Zelaya also said in an interview with a Honduran radio  station that he would return to Honduras in the coming days  despite warnings by the de facto government that he would be  arrested. Costa Rica’s Nobel Peace Prize-winning president, Oscar  Arias, is trying to broker a compromise deal between Zelaya and  interim president Roberto Micheletti, the former speaker of  Congress who replaced him in a June 28 military coup.

A new round of talks opened in Costa Rica yesterday with  Arias laying out seven points for discussion, including  Zelaya’s return to power to complete his term ending in January  2010 and the formation of a coalition government with all the  country’s political parties represented.
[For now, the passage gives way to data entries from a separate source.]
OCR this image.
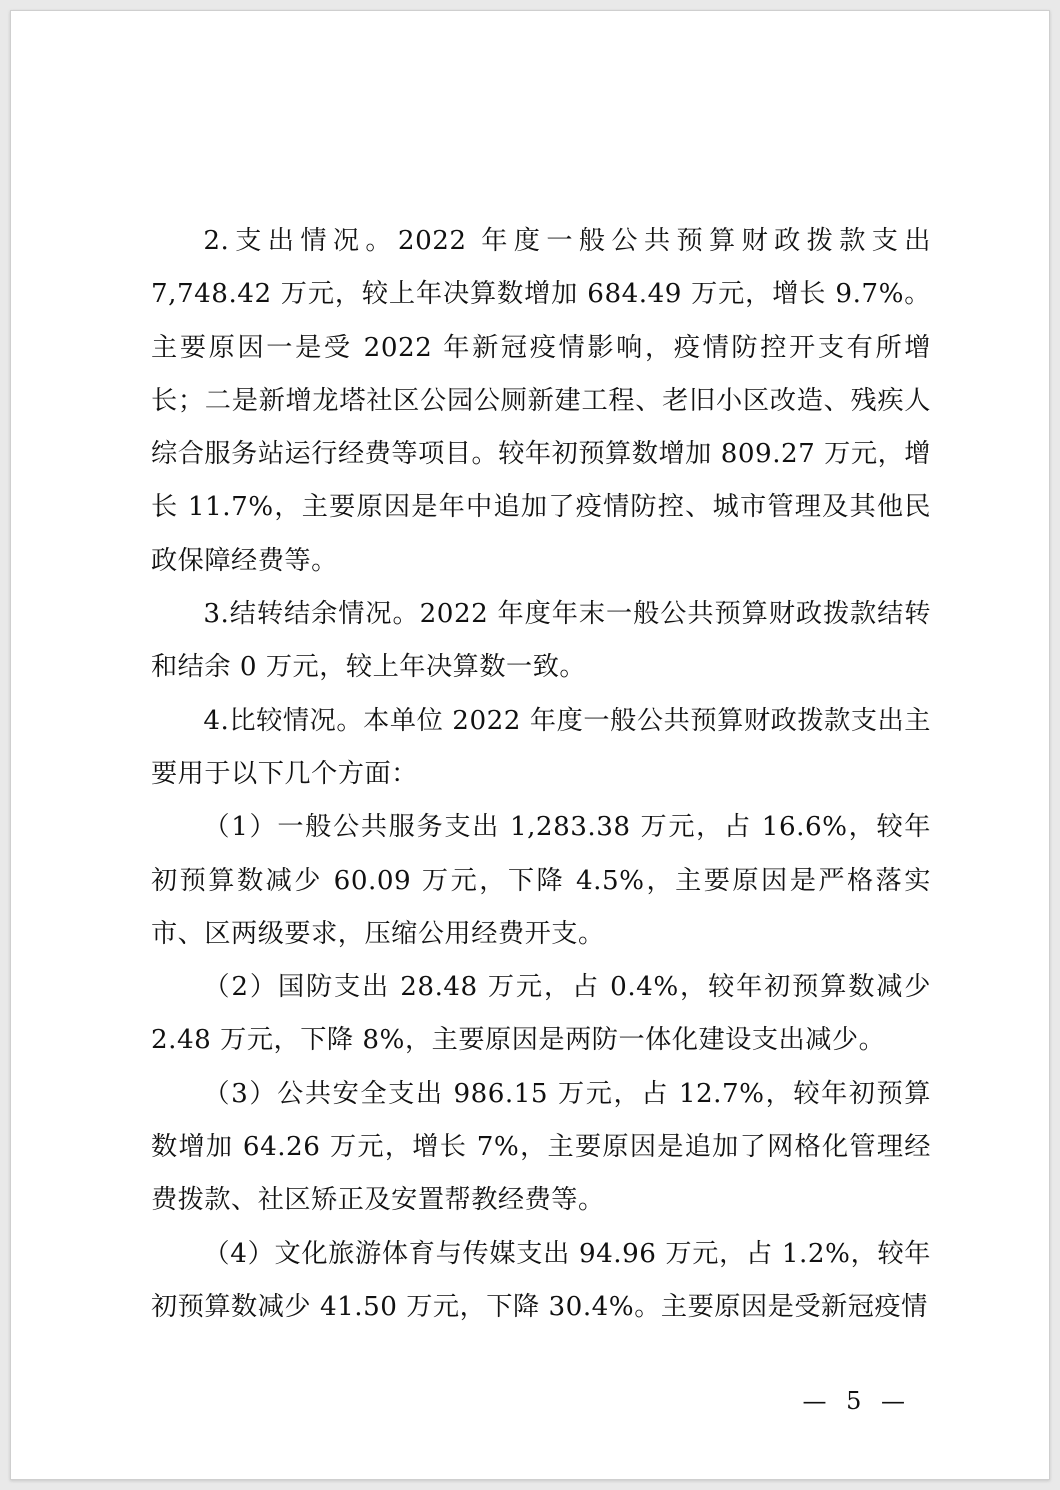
2.支出情况。2022 年度一般公共预算财政拨款支出 7,748.42 万元，较上年决算数增加 684.49 万元，增长 9.7%。主要原因一是受 2022 年新冠疫情影响，疫情防控开支有所增长；二是新增龙塔社区公园公厕新建工程、老旧小区改造、残疾人综合服务站运行经费等项目。较年初预算数增加 809.27 万元，增长 11.7%，主要原因是年中追加了疫情防控、城市管理及其他民政保障经费等。

3.结转结余情况。2022 年度年末一般公共预算财政拨款结转和结余 0 万元，较上年决算数一致。

4.比较情况。本单位 2022 年度一般公共预算财政拨款支出主要用于以下几个方面：

（1）一般公共服务支出 1,283.38 万元，占 16.6%，较年初预算数减少 60.09 万元，下降 4.5%，主要原因是严格落实市、区两级要求，压缩公用经费开支。

（2）国防支出 28.48 万元，占 0.4%，较年初预算数减少 2.48 万元，下降 8%，主要原因是两防一体化建设支出减少。

（3）公共安全支出 986.15 万元，占 12.7%，较年初预算数增加 64.26 万元，增长 7%，主要原因是追加了网格化管理经费拨款、社区矫正及安置帮教经费等。

（4）文化旅游体育与传媒支出 94.96 万元，占 1.2%，较年初预算数减少 41.50 万元，下降 30.4%。主要原因是受新冠疫情

— 5 —
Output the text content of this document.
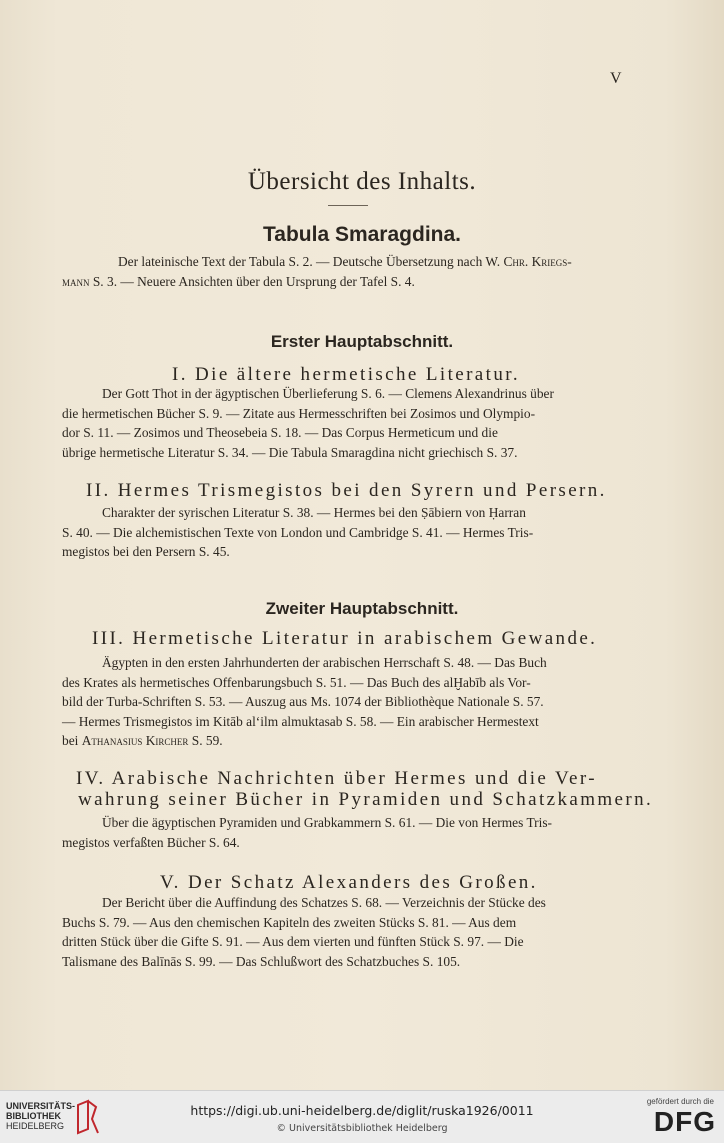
V
Übersicht des Inhalts.
Tabula Smaragdina.
Der lateinische Text der Tabula S. 2. — Deutsche Übersetzung nach W. Chr. Kriegs-
mann S. 3. — Neuere Ansichten über den Ursprung der Tafel S. 4.
Erster Hauptabschnitt.
I. Die ältere hermetische Literatur.
Der Gott Thot in der ägyptischen Überlieferung S. 6. — Clemens Alexandrinus über
die hermetischen Bücher S. 9. — Zitate aus Hermesschriften bei Zosimos und Olympio-
dor S. 11. — Zosimos und Theosebeia S. 18. — Das Corpus Hermeticum und die
übrige hermetische Literatur S. 34. — Die Tabula Smaragdina nicht griechisch S. 37.
II. Hermes Trismegistos bei den Syrern und Persern.
Charakter der syrischen Literatur S. 38. — Hermes bei den Ṣābiern von Ḥarran
S. 40. — Die alchemistischen Texte von London und Cambridge S. 41. — Hermes Tris-
megistos bei den Persern S. 45.
Zweiter Hauptabschnitt.
III. Hermetische Literatur in arabischem Gewande.
Ägypten in den ersten Jahrhunderten der arabischen Herrschaft S. 48. — Das Buch
des Krates als hermetisches Offenbarungsbuch S. 51. — Das Buch des alḪabīb als Vor-
bild der Turba-Schriften S. 53. — Auszug aus Ms. 1074 der Bibliothèque Nationale S. 57.
— Hermes Trismegistos im Kitāb al‘ilm almuktasab S. 58. — Ein arabischer Hermestext
bei Athanasius Kircher S. 59.
IV. Arabische Nachrichten über Hermes und die Ver-
wahrung seiner Bücher in Pyramiden und Schatzkammern.
Über die ägyptischen Pyramiden und Grabkammern S. 61. — Die von Hermes Tris-
megistos verfaßten Bücher S. 64.
V. Der Schatz Alexanders des Großen.
Der Bericht über die Auffindung des Schatzes S. 68. — Verzeichnis der Stücke des
Buchs S. 79. — Aus den chemischen Kapiteln des zweiten Stücks S. 81. — Aus dem
dritten Stück über die Gifte S. 91. — Aus dem vierten und fünften Stück S. 97. — Die
Talismane des Balīnās S. 99. — Das Schlußwort des Schatzbuches S. 105.
UNIVERSITÄTS-
BIBLIOTHEK
HEIDELBERG
https://digi.ub.uni-heidelberg.de/diglit/ruska1926/0011
© Universitätsbibliothek Heidelberg
gefördert durch die
DFG
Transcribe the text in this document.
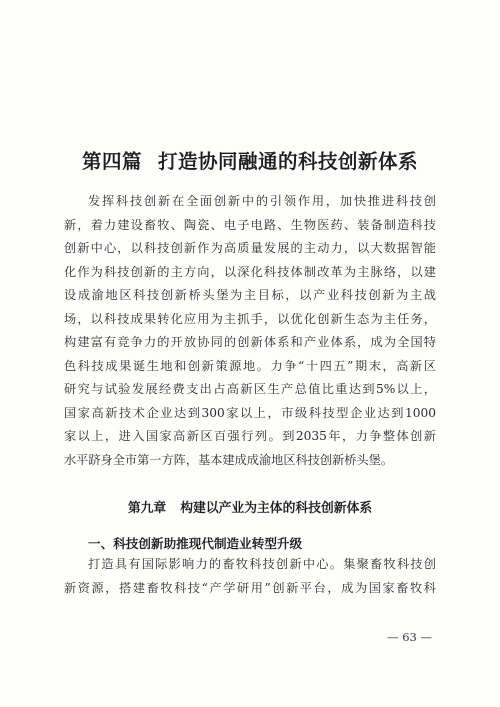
第四篇 打造协同融通的科技创新体系
发挥科技创新在全面创新中的引领作用，加快推进科技创
新，着力建设畜牧、陶瓷、电子电路、生物医药、装备制造科技
创新中心，以科技创新作为高质量发展的主动力，以大数据智能
化作为科技创新的主方向，以深化科技体制改革为主脉络，以建
设成渝地区科技创新桥头堡为主目标，以产业科技创新为主战
场，以科技成果转化应用为主抓手，以优化创新生态为主任务，
构建富有竞争力的开放协同的创新体系和产业体系，成为全国特
色科技成果诞生地和创新策源地。力争“十四五”期末，高新区
研究与试验发展经费支出占高新区生产总值比重达到5%以上，
国家高新技术企业达到300家以上，市级科技型企业达到1000
家以上，进入国家高新区百强行列。到2035年，力争整体创新
水平跻身全市第一方阵，基本建成成渝地区科技创新桥头堡。
第九章 构建以产业为主体的科技创新体系
一、科技创新助推现代制造业转型升级
打造具有国际影响力的畜牧科技创新中心。集聚畜牧科技创
新资源，搭建畜牧科技“产学研用”创新平台，成为国家畜牧科
— 63 —
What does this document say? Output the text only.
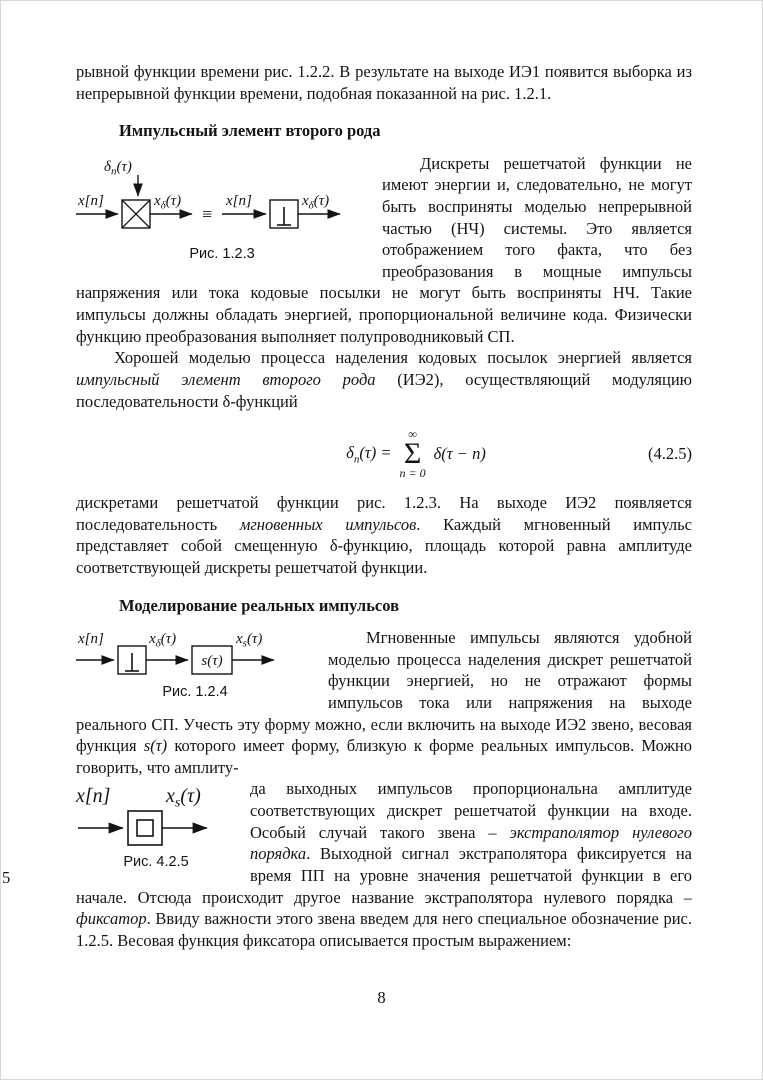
5

рывной функции времени рис. 1.2.2. В результате на выходе ИЭ1 появится выборка из непрерывной функции времени, подобная показанной на рис. 1.2.1.

Импульсный элемент второго рода
$\delta_n(\tau)$
x[n]	$x_\delta(\tau)$
≡
x[n]	$x_\delta(\tau)$
Рис. 1.2.3

Дискреты решетчатой функции не имеют энергии и, следовательно, не могут быть восприняты моделью непрерывной частью (НЧ) системы. Это является отображением того факта, что без преобразования в мощные импульсы напряжения или тока кодовые посылки не могут быть восприняты НЧ. Такие импульсы должны обладать энергией, пропорциональной величине кода. Физически функцию преобразования выполняет полупроводниковый СП.

Хорошей моделью процесса наделения кодовых посылок энергией является импульсный элемент второго рода (ИЭ2), осуществляющий модуляцию последовательности δ-функций

$\delta_n(\tau)$ =
∞
Σ
n = 0
δ(τ − n)	(4.2.5)

дискретами решетчатой функции рис. 1.2.3. На выходе ИЭ2 появляется последовательность мгновенных импульсов. Каждый мгновенный импульс представляет собой смещенную δ-функцию, площадь которой равна амплитуде соответствующей дискреты решетчатой функции.

Моделирование реальных импульсов
x[n]	$x_\delta(\tau)$
s(τ)
$x_s(\tau)$
Рис. 1.2.4

Мгновенные импульсы являются удобной моделью процесса наделения дискрет решетчатой функции энергией, но не отражают формы импульсов тока или напряжения на выходе реального СП. Учесть эту форму можно, если включить на выходе ИЭ2 звено, весовая функция s(τ) которого имеет форму, близкую к форме реальных импульсов. Можно говорить, что амплиту-

x[n]	$x_s(\tau)$
Рис. 4.2.5

да выходных импульсов пропорциональна амплитуде соответствующих дискрет решетчатой функции на входе. Особый случай такого звена – экстраполятор нулевого порядка. Выходной сигнал экстраполятора фиксируется на время ПП на уровне значения решетчатой функции в его начале. Отсюда происходит другое название экстраполятора нулевого порядка – фиксатор. Ввиду важности этого звена введем для него специальное обозначение рис. 1.2.5. Весовая функция фиксатора описывается простым выражением:

8
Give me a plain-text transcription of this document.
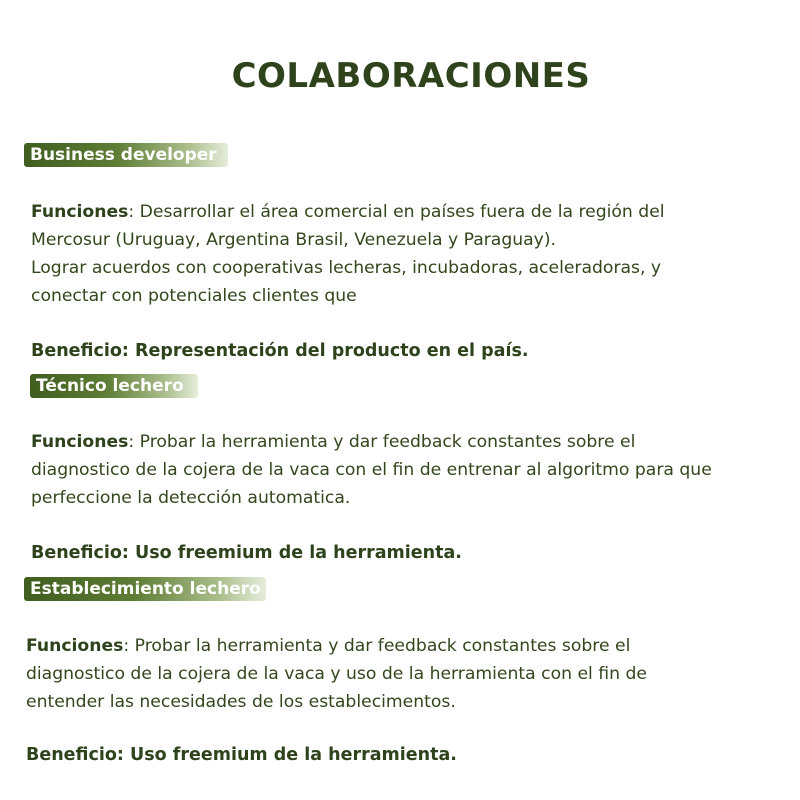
COLABORACIONES
Business developer

Funciones: Desarrollar el área comercial en países fuera de la región del
Mercosur (Uruguay, Argentina Brasil, Venezuela y Paraguay).
Lograr acuerdos con cooperativas lecheras, incubadoras, aceleradoras, y
conectar con potenciales clientes que

Beneficio: Representación del producto en el país.

Técnico lechero

Funciones: Probar la herramienta y dar feedback constantes sobre el
diagnostico de la cojera de la vaca con el fin de entrenar al algoritmo para que
perfeccione la detección automatica.

Beneficio: Uso freemium de la herramienta.

Establecimiento lechero

Funciones: Probar la herramienta y dar feedback constantes sobre el
diagnostico de la cojera de la vaca y uso de la herramienta con el fin de
entender las necesidades de los establecimentos.

Beneficio: Uso freemium de la herramienta.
Arias also proposed an amnesty for any political crimes  committed after the coup and that Zelaya abandon his plans to  hold a referendum on extending presidential terms. But a spokesman for Micheletti’s interim government again  insisted it will not allow Zelaya’s return to power.

“They want the reinstatement of President Zelaya without  any form of negotiation,” Mario Saldana, a spokesman for the  caretaker government, told Reuters, adding that it had rejected  the proposal.

The Honduran army was on maximum alert and boosted its  presence in Zelaya’s home region of Olancho, where about 100 of  his supporters gathered on his ranch, and other places seen as  possible points of return, an army source said. The coup triggered the worst political crisis in Central  America since the end of the Cold War and poses a challenge for  President Barack Obama as he tries to improve US relations  with Latin America.

Zelaya upset Honduras’ business elite and moderates in his  own Liberal party with his leftist policies and rhetoric after  taking office in 2005, allying himself with Venezuela’s  socialist President Hugo Chavez.

The military ousted Zelaya and whisked him out of the  country, accusing him of violating the constitution by trying  to extend presidential term limits.

Zelaya vowed from exile in Nicaragua on Friday to return to  Honduras “one way or another,” regardless of the outcome of the  negotiations. His wife Xiomara Castro told Reuters that Zelaya  had set a deadline for yesterday for a deal in the talks.

Zelaya protesters marched near the airport in the capital  Tegucigalpa yesterday.